Technopole Angus is a sustainable urban village, which brings opportunities to a working class neighborhood that was rocked when the Canadian Pacific Railway shuttered its machine shops. A number of historic brick structures were repurposed, and new eco-friendly buildings constructed, with more planned . The community will eventually include 500 affordable housing units, 450,000 square-feet of office space, 20 local shops, four public squares, a bike-pedestrian main street and a one-acre urban farm growing organic produce.
A non-profit organization started 30 years ago by two out-of-work men who realized the recycling industry could benefit the disadvantaged as well as the earth, Recylage Vanier offers training for people struggling to find work because of low job skills, recent immigration, substance abuse, mental illness, disability, or other challenges.
Operating as a worker cooperative for the past 20 years explains the success of this brewery and brewpub, says general manager Jean-Francois Genest. “Sharing the profits means you attract the best workers. Emilie DuMais, who’s tended bar here for eight years, notes, “You have much more ambition working for yourself than working for someone else.”
A convent dating back to 1700s in the heart of Quebec City’s walled city has just opened as an elegantly renovated hotel, spa, museum and conference center. It is organized as a non-profit in accordance with the social mission of nuns still living there to promote holistic health and spiritual renewal. Besides tourists and participants in corporate meetings, guests also include activist groups holding retreats and health care workers seeking a reprieve from the stress of their jobs.
What We Can Learn from Quebec’s Social Economy
While Quebec possesses a distinct culture and history, the emergence of a strong social economy across the province provides practical lessons for other places.
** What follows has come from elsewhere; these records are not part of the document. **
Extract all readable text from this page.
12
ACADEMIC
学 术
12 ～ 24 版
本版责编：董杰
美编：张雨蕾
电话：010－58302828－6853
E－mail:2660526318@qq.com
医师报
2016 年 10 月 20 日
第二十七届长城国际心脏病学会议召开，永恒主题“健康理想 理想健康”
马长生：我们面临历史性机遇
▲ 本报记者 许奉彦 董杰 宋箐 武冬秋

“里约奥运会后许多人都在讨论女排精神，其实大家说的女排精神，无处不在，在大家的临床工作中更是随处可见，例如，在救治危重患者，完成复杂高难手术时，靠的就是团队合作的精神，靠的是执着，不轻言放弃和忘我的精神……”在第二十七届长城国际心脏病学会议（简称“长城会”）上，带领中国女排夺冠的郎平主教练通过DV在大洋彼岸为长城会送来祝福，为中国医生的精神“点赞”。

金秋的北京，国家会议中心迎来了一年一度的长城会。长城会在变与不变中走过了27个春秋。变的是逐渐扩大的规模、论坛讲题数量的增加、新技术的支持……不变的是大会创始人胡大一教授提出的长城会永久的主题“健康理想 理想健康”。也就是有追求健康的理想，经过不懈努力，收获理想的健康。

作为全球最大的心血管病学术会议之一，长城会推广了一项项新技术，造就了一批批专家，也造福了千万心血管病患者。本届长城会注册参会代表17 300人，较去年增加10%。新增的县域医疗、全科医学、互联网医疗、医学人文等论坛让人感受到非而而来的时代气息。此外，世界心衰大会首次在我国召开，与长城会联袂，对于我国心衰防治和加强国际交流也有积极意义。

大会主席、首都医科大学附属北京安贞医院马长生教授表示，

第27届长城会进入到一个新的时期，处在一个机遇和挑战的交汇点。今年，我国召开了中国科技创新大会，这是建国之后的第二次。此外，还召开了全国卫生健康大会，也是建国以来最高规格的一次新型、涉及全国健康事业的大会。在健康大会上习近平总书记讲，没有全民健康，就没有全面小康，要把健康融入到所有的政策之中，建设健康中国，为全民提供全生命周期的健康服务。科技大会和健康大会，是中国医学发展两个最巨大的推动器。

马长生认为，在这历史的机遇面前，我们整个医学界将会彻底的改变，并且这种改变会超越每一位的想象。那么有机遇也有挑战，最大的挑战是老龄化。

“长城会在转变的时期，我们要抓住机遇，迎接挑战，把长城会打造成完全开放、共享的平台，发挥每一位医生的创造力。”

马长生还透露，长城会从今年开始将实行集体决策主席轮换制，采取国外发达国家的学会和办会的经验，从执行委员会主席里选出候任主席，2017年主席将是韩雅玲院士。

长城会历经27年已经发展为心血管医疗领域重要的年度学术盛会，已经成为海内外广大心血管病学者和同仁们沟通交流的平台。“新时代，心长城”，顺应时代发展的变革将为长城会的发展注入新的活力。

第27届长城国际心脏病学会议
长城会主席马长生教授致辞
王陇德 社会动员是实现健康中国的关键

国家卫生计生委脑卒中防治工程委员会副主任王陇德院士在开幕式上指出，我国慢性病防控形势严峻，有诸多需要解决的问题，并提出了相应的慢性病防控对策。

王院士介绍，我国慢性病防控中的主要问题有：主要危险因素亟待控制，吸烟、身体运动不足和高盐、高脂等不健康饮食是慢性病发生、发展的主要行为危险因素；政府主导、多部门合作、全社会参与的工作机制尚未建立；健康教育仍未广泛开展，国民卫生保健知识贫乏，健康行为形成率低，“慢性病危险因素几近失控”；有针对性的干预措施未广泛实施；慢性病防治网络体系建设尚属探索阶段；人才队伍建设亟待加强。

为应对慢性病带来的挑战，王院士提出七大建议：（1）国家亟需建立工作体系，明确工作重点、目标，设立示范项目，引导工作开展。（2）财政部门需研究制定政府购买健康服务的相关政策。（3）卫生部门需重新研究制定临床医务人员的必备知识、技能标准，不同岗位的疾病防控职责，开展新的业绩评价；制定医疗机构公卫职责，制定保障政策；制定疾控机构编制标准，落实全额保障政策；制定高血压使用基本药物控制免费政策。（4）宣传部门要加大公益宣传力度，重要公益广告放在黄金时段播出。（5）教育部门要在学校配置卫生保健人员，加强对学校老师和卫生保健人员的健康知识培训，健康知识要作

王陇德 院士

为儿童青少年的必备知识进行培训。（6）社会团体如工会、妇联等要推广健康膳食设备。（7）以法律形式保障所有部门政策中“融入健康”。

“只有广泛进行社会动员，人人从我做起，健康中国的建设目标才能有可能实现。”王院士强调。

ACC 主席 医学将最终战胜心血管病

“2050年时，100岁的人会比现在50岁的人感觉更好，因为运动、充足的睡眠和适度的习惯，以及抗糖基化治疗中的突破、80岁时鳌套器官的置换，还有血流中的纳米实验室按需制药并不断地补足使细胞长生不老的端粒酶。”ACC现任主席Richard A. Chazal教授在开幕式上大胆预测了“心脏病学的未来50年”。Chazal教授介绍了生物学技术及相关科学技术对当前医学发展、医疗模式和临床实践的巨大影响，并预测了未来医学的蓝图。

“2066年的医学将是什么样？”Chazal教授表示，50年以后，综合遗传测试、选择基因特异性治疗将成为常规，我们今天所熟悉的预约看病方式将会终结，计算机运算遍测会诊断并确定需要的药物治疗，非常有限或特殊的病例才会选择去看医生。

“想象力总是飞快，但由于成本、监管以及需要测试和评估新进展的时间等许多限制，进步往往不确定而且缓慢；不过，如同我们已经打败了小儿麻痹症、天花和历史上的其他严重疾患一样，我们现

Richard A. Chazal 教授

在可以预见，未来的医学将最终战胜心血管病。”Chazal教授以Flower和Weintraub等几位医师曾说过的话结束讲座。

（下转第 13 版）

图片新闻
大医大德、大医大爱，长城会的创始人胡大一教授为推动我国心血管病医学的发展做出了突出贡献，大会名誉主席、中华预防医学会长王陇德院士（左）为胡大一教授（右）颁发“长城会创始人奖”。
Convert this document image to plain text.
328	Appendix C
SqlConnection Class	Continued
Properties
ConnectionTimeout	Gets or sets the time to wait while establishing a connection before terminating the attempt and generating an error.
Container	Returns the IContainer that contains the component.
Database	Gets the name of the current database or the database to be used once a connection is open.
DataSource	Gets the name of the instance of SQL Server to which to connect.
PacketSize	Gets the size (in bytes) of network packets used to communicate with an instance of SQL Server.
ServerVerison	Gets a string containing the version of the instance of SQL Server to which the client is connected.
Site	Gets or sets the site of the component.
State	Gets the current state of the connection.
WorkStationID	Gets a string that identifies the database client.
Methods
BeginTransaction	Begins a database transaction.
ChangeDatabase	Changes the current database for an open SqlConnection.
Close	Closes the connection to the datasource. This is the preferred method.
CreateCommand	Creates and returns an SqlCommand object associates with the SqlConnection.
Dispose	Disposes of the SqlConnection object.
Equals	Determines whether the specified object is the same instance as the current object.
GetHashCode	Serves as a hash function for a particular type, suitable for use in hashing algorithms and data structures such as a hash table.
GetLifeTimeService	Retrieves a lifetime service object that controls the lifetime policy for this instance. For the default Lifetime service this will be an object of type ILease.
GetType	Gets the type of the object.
Recognize the Social Economy When You See It
Cooperatives and non-profit initiatives already exist throughout the US and most other countries, so the first step is seeing and naming and claiming the social economy.
Look Widely for Inspiration & Ideas
Neamtan points out that The Dudley Street Initiative, which transformed a low-income community in the Roxbury district of Boston, was a particular inspiration for her. The proliferation of cooperatives in the Basque and Catalonian regions of Spain provided another model for bottom-up economic development.
Social economy initiatives benefit from the longstanding sense of solidarity in Quebec, where French speakers were discriminated against and their local economy dominated by English-speaking Canadians, Americans and English. A analogous situation can be found among racial and social minorities, and in rural and deindustrialized regions where economic power is wielded from outside.